Lo studio APPEAL (Advancing the Provision of Pain Education And Learning) ha valutato 242 facoltà di Medicina in 15 Paesi europei. L’82 per cento non ha un corso obbligatorio sul dolore. E comunque l’insegnamento resta del tutto marginale. Di conseguenza, il costo del dolore non diagnosticato e non trattato è calcolato tra il 3 e il 10% del PIL di ogni Paese, senza contare gli immensi costi non quantizzabili, in termini di sofferenza individuale, di perduta qualità di vita e opportunità di lavoro, dignità e gioia, per la persona che soffre ma anche per i suoi familiari che assistono impotenti alla devastazione che il dolore cronico può causare.
Come possiamo pensare di progredire nella diagnosi e cura del dolore se anche per le giovani generazioni di medici l’argomento resta un tabù? Le ragioni? Programmi vecchi. Insegnanti umanamente distratti o indifferenti. Poca attenzione al paziente come creatura che soffre e troppa attenzione alla tecnologia e ai numeri, come se la salute fosse un logaritmo o un trattato di statistica medica. La frattura che ha percorso tutto il Novecento “tra una medicina senz’anima e una psicologia senza corpo”, come sosteneva Alexander Lurjia, geniale neurologo russo, continua e si perpetua. Con due aggravanti: primo, un’esasperazione tecnologica che aumenta la distanza tra il medico e la persona che soffre. Il corpo diventa oggetto di studio, di indagini sofisticate e di chirurgie robotiche, mentre se ne smarrisce sempre più la dimensione critica ed esistenzialmente più rilevante, di uomo/donna/bambino che soffre. Secondo, la burocratizzazione degli ospedali, diventati aziende statali in cui i due terzi delle spese vanno per il personale amministrativo e una parte crescente del tempo/lavoro dei medici passa a compilare carte.

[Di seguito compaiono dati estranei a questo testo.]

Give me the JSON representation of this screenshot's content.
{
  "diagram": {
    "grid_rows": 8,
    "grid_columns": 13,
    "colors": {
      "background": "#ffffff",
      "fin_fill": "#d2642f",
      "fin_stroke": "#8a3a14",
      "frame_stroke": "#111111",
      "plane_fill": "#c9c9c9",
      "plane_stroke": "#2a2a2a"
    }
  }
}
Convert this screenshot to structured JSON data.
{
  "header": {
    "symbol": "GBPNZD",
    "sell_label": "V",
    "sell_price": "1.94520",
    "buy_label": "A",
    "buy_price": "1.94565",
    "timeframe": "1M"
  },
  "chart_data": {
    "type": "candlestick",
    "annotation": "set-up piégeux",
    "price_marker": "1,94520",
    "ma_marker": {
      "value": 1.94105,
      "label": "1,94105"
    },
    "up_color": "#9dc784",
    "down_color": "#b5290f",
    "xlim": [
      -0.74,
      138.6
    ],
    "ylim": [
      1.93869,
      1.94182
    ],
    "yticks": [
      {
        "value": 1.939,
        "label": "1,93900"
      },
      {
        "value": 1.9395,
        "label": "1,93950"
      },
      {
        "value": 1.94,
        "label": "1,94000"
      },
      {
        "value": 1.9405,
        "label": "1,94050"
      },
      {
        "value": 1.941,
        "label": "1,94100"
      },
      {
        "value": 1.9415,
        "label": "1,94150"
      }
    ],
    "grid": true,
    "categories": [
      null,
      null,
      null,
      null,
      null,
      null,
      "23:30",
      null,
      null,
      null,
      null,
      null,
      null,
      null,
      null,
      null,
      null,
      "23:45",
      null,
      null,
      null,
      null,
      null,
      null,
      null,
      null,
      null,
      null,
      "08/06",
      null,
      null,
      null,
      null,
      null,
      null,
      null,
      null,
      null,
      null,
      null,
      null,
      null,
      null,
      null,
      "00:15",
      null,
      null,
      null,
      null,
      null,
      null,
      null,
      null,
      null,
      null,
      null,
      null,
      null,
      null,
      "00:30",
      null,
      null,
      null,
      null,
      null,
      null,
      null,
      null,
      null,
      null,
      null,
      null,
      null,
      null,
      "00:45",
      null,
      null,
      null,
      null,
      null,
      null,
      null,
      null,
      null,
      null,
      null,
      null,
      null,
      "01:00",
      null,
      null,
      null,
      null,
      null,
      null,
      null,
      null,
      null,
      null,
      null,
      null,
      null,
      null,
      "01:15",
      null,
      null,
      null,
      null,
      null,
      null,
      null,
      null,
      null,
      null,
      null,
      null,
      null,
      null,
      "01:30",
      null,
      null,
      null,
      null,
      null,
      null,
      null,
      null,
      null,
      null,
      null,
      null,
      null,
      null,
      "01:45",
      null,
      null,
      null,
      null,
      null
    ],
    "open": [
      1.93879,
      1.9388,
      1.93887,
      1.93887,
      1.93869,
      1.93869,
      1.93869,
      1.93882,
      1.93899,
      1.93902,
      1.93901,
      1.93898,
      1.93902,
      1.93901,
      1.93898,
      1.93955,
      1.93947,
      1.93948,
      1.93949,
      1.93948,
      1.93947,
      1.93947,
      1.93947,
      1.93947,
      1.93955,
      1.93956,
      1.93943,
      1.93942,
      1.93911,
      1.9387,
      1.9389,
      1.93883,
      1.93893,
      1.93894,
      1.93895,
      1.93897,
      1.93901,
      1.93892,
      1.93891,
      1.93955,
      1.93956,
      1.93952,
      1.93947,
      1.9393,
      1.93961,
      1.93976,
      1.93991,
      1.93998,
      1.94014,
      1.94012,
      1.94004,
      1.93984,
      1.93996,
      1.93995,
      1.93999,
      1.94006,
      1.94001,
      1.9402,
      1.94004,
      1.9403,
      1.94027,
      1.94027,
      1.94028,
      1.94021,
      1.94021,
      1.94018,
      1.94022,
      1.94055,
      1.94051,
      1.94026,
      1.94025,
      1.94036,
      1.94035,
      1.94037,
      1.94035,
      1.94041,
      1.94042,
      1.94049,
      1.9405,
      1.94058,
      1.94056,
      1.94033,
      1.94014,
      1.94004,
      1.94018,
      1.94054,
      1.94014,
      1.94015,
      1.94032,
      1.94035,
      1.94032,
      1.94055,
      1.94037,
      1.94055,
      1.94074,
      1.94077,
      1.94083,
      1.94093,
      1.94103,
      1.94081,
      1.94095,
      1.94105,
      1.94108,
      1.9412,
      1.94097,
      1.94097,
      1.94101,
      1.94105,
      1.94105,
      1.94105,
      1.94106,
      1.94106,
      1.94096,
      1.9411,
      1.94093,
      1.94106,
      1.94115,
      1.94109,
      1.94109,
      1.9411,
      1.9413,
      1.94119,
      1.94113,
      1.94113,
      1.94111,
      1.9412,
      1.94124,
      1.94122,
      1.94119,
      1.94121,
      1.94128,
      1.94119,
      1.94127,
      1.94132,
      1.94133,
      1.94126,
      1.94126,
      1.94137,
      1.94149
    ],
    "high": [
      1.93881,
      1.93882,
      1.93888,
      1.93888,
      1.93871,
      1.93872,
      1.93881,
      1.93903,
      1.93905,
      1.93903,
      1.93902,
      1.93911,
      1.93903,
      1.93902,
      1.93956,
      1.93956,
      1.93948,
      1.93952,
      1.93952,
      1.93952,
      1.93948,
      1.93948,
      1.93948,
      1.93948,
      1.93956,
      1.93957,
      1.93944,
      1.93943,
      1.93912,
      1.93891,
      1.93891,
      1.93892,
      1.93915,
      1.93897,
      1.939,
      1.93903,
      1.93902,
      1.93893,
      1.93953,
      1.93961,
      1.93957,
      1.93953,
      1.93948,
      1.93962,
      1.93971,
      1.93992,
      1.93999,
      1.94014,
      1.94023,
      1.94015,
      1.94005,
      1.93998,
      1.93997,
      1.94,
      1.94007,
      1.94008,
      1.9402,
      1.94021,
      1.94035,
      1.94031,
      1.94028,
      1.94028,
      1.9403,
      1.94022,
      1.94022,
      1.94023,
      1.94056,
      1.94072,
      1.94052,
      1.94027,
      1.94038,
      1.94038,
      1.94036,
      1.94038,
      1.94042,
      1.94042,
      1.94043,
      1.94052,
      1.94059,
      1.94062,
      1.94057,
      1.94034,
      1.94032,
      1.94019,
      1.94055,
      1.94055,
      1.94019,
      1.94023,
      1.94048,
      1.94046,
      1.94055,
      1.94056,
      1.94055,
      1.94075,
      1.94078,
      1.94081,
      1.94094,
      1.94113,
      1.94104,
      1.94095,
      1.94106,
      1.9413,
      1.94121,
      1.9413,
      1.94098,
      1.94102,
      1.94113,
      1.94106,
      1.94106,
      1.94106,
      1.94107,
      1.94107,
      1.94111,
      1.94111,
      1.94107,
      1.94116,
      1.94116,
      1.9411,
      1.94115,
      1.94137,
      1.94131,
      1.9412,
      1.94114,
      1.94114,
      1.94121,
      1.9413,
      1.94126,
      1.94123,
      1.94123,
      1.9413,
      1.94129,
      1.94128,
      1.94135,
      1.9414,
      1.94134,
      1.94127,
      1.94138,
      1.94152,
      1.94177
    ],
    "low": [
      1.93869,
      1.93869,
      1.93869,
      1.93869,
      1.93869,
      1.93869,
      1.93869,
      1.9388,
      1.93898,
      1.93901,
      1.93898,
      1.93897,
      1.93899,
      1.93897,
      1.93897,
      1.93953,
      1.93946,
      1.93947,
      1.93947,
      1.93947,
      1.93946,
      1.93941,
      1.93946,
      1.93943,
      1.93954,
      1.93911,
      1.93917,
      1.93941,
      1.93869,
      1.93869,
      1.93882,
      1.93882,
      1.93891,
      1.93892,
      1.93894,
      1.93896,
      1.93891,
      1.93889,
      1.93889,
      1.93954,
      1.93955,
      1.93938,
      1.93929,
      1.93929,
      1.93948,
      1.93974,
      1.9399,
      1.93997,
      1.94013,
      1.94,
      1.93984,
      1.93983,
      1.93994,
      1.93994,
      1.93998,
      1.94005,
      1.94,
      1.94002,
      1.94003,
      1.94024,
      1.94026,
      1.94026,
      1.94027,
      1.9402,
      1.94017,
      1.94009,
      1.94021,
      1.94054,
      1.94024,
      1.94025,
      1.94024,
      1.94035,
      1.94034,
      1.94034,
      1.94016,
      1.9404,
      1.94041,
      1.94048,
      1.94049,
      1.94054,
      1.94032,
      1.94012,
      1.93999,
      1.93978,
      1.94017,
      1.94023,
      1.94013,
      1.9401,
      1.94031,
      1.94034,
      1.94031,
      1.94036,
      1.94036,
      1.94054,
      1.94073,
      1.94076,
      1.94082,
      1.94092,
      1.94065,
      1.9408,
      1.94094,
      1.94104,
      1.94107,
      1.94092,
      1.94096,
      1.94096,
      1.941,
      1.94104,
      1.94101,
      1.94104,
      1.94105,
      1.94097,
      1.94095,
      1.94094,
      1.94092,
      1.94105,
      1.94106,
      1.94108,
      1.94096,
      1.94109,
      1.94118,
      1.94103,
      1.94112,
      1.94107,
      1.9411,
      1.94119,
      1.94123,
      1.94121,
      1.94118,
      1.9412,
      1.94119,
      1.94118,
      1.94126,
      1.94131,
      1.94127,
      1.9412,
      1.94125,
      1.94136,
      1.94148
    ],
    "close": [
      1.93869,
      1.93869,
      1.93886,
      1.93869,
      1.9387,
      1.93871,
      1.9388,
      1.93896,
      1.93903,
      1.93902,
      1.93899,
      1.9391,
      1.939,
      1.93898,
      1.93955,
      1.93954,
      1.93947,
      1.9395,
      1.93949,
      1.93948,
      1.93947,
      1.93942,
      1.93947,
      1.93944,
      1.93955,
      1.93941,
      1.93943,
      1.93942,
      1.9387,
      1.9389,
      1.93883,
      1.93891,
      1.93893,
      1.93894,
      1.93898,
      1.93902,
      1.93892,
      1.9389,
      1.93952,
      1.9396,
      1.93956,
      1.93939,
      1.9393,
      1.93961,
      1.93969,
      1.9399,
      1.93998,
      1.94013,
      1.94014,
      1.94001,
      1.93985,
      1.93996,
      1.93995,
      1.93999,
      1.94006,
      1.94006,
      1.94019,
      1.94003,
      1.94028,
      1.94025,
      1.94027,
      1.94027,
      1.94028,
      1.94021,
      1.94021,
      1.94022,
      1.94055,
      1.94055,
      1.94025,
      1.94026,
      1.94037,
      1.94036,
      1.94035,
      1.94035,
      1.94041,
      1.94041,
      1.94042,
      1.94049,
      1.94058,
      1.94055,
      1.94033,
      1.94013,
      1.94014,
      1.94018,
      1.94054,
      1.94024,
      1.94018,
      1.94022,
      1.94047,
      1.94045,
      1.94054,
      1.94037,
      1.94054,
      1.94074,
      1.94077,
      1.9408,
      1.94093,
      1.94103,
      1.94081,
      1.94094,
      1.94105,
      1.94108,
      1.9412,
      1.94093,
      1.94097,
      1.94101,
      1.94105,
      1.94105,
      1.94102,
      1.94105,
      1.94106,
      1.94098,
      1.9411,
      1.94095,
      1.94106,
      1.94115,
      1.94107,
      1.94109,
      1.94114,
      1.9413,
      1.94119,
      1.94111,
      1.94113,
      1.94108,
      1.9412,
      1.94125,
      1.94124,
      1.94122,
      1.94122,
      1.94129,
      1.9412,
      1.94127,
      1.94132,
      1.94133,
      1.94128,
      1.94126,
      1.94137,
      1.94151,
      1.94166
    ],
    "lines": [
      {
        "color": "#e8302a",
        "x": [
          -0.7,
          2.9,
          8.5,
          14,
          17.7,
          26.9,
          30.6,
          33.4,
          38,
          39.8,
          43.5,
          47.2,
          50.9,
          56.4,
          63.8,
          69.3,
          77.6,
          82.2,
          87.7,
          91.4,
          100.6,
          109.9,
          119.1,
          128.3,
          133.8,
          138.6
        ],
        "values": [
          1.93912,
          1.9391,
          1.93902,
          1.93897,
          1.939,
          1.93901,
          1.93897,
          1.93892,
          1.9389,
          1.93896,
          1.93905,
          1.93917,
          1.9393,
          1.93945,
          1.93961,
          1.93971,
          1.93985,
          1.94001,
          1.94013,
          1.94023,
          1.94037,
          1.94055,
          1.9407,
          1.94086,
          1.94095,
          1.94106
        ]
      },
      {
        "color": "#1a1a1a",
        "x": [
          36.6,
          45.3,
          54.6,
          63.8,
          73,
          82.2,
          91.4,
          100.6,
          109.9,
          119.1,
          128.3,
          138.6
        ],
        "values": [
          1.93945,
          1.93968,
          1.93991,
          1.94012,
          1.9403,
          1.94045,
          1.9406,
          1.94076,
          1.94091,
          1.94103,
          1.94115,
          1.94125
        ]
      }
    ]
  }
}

Il risultato è una crisi profonda del pianeta sanitario: con pazienti sempre più sgomenti all’idea di entrare in ospedali così distanti (con meritevoli eccezioni) dalla verità dolorosa del malato e una crisi sostanziale del rapporto fiduciario che dovrebbe essere il cuore pulsante di una sana relazione tra paziente e medico. Eppure il dolore è il sintomo principe di ogni patologia. E’ un semaforo rosso che ci accende sulla via della salute. E’ una sirena di allarme che dice una sola parola, indipendentemente dall’organo in questione: pericolo! Pericolo di cosa? Di danno funzionale e poi tissutale, di lesioni progressivamente irreversibili, di dolore che diventa malattia in sé: dolore neuropatico, la più devastante delle malattie. Pericolo di morte, se il dolore non è ascoltato o è troppo grave.
E’ urgente rimettere il dolore al centro dell’attenzione medica, dell’accuratezza diagnostica ma anche della centralità del rapporto tra il paziente e il medico. E’ nostro compito di medici, infermieri, ostetriche, fisioterapisti, psicologi ascoltare il dolore e riconoscere la sua sostanziale base biologica. Basta diagnosi “psicogene”, del tipo «il dolore è tutto nella sua testa». E’ tempo di riordinare le priorità diagnostiche. E il dolore è il primo della lista dei sintomi in quasi tutte le patologie. Devono cambiare i programmi universitari di Medicina, seguendo l’esempio della Francia, il Paese europeo più avanzato da questo punto di vista. Deve cambiare l’atteggiamento politico nei confronti del dolore cronico. Deve migliorare la cultura del dolore in Italia, che fa di noi il 21° Paese in Europa (dopo di noi solo la Grecia) per uso di farmaci analgesici.
Nel mio piccolo, con la mia Fondazione Alessandra Graziottin per la cura del dolore nella donna Onlus, organizzo corsi nazionali sul dolore per medici, psicologi, ostetriche. Nel degrado generale, su tutti i fronti, rimbocchiamoci le maniche, ciascuno nel proprio ambito. E’ tempo di agire, per migliorare la nostra società e la qualità di vita, in primis, di chi soffre.